13. November 2008 – 18:40 by openpolis

An eDem google-map mash-up

The D.E.P.P. association, is proud to be part of the Pep-Net group and we are culpably starting to post on the blog only today (after severe reprimands by the organizers).

D.E.P.P. (https://www.depp.it) is a non-profit organisation, based in Italy, that has been active in the last few yars both in the fields of partecipatory budget and of transparency.

In this first post I would like to describe the eDem project, which regards the partecipatory arena.

Back in 2004, D.E.P.P. won an Italian Government call on e-democracy, reaching the 4th position among 56 financed projects, and realized the eDem project, involving a number of local administrations, among the others: one of the local Municipalities of Rome.

The project revolved around a quite simple Web2.0 site, that allowed citizens to post problems and propose solutions and have them emerge by an integrated rating and commenting mechanism. An online discourse and continuous voting implementation, substantially.

Problems and solutions were categorized along two dimensions: territories and themes; the themes mainly regarded the array of issues addressed by the paricular partecipatory budget process already in place within the particular administration involved.

The web site aimed at becoming a tool for the integration of offline partecipatory budget processes with online ones, in order to shorten the gap with those segments of population tipically not involved, nor reachable in this kind of traditional partecipatory activities, i.e. students, minorities, families, busy commuters and so on.

To this end, the same crew of enablers that used to work in the offline discussions, were trained to use the platform.
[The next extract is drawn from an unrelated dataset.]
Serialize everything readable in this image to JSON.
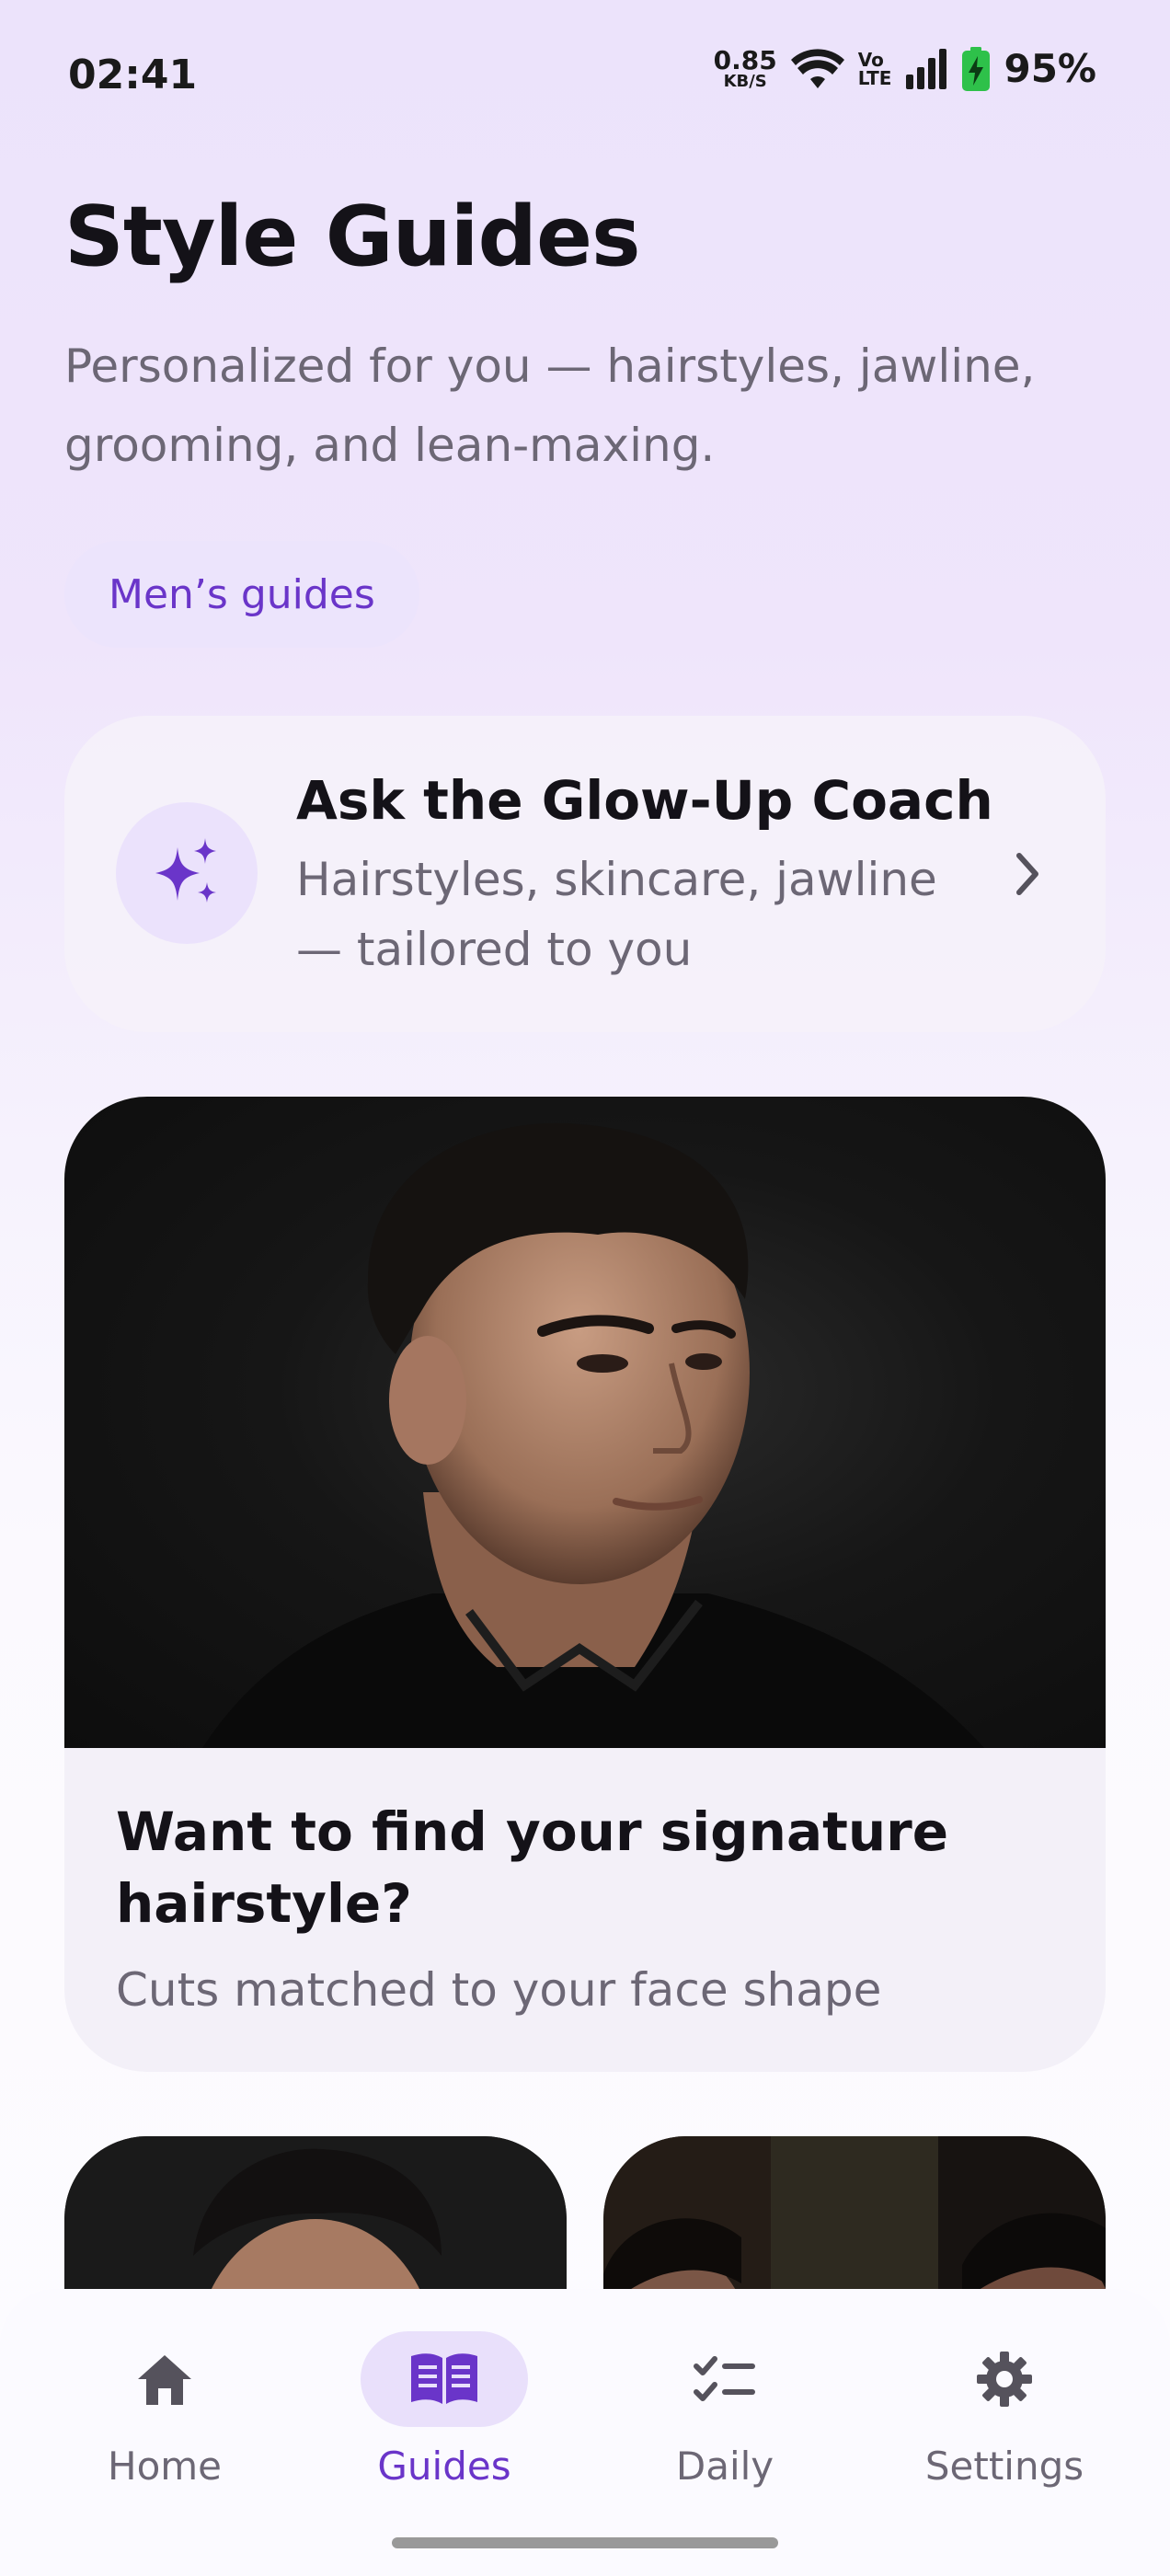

Offline discussions were reported in the web site, and the emerging problems and proposals on the site were reported back to local assemblies. The final votations were held offline, but the best-rated online proposals were admitted to the votations as well.

eDem was completely implemented using open source tools, with the collaboration of the National Research Council and is, as of today, available as a zip file, on the web site of the Domotics Laboratory of the CNR.
Mind the gap, though, you hackers out there, the code is open and free, but it lacks documentation.
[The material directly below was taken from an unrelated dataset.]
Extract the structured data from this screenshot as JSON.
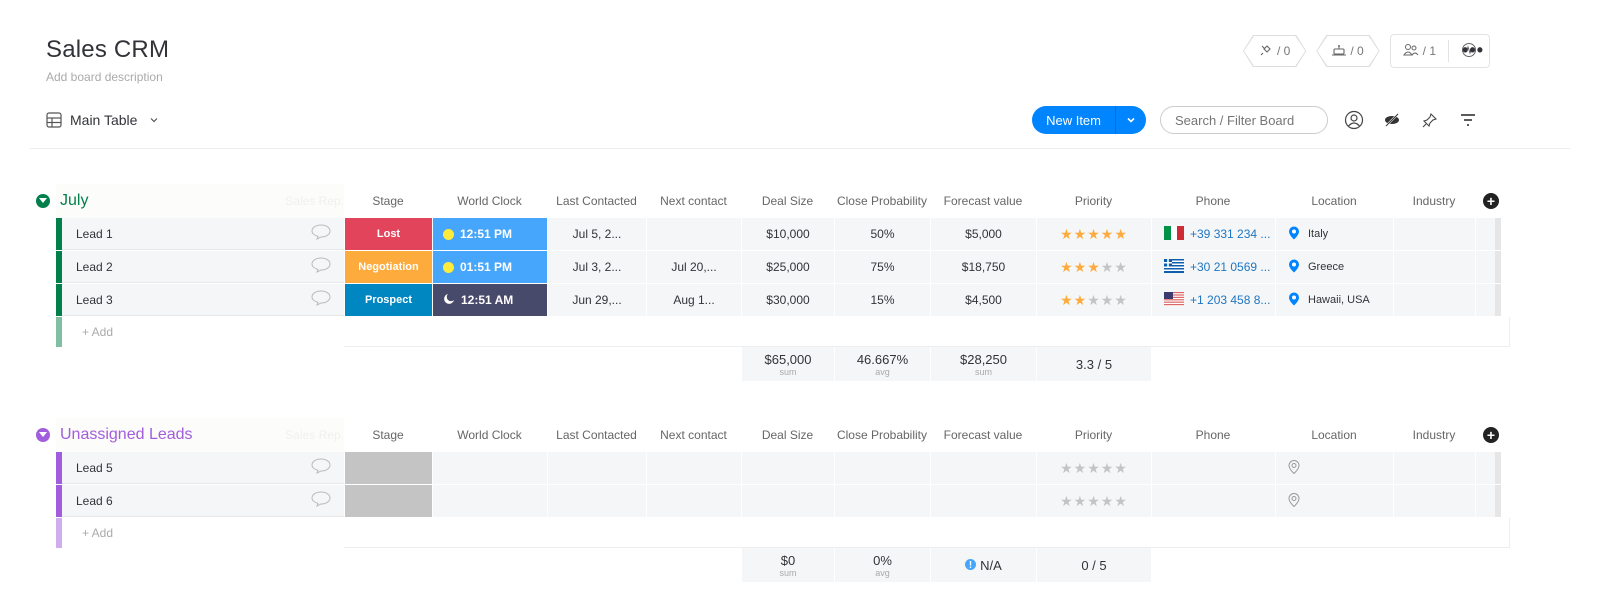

The same source code was used to implement four different online partecipatory platforms, with different territories, thematic sections and communicational features, so it has fullfilled the requirement to be re-usable, which was explicitly requested in the 2004 call.

The final outcome of the project cannot be defined as a success, though. The number of total subscribers in the case of the local Municipality in Rome was 250, out of a total population of over 150’000. The total number of offline partecipants, though, was about 400, making it clear that it was not a tecnology barrier issue, but a precise political one.

There were no further fundings coming out of the italian government on e-partecipation, at least at a national level.